On Deflating the Youth Balloon and Obama's Campaign

Commentary

Frankly, I tremble at the thought of having to make any more comments on the 2008 presidential nominating process. I am about as far removed politically from the whirlwind of this process as it is possible to be and yet still retain a rational political posture. I, moreover, am having a hard time even getting up a sporting interest in the results and those who have been reading my commentary over the last couple of years know I live for an occasional bet on the outcome of these things. Mercifully, I do not have to actually vote for any of the subjects of the bets. Propaganda politics does indeed have it compensating virtues.

Notwithstanding those virtues, my friends, today Friday January 11 2008 I confess that I have dug something of a hole for myself. Despite my disdain for parliamentary politics, or rather my distain for those politics as the sole vehicle for attempting social change, I do like to project trends based on what is happening in the main arena of politics these days. An invaluable aid in that quest is the media’s mind-boggling fetish for polling everything that is not tied down. With proper caution some of this information is very useful. As a case in point, last week, in the aftermath of the Iowa caucuses they provided much information on the youth vote. Apparently what drove Obama over the top was his ability to grab the youth and actually have them turn up at the caucus sites. I perked up immediately on that bit of information. I suggested that this was the first national manifestation of a fresh breeze coming on. (See the entry The Winds Of Change Do Shift, January 7 2008).

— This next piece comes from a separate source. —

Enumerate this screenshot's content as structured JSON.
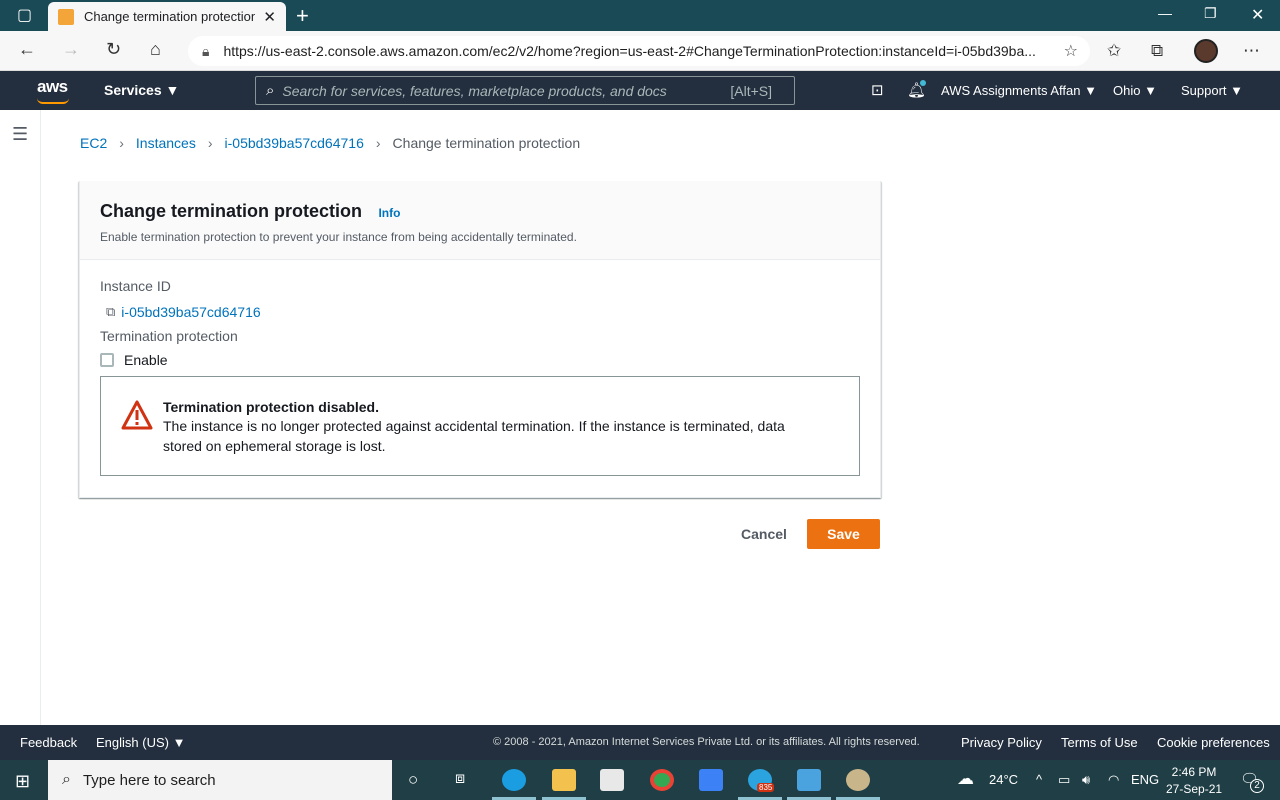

Obama and his strategists are not the only ones who see (if not this year then in the near future) the importance of the youth in driving any positive social change that might occur in this country. And it has been ever so. Not just in my generation, the generation of ’68, but in the 1930’s during the Great Depression and earlier in the first part of the 20th century with the progressive labor movement. Those Wobblies who followed Big Bill Haywood and the gang were mainly footloose kids, remember. Thus, I too am interested in which way the youth is headed. The only virtue of aging, seemingly, is that I have seen more than a few political generations past by. For the most part since the 1960’s, with some notable exception around Central America and South Africa, the various youthful generations have been characterized by political quietude, or worst.

That brings us to today. After digesting the New Hampshire results it is clear that Obama grabbed his fair share of the youth vote. However, that was not enough, not nearly enough. What happened? Apparently Obama can draw the crowds in rock star fashion but, in the parlance of traditional politics, he could not seal the deal. They didn’t show at the voting booths. Fair enough. Nobody said getting the iPod generation to either the booth or the streets was going to be easy. My reflections last week on the ‘surge’ of youth should thus be tempered a little by those results, or the problems reflected in them.

Nevertheless I believe that there is something on the wind going on among the youth that has been initially reflected in the energy of the Obama campaign. And if not now, soon. I do not believe that my comparison of the energy around Obama’s campaign with that of the fresh breezeof the Kennedys in my youth in the 1960’s as a catalyst for a break from the past is that far off. I stated at the end of The Winds of Change Do Shift commentary that it was not time to dust off the old Students for a Democratic Society (SDS) buttons yet. But keep a rag ready. I stand by that statement. Enough said for now.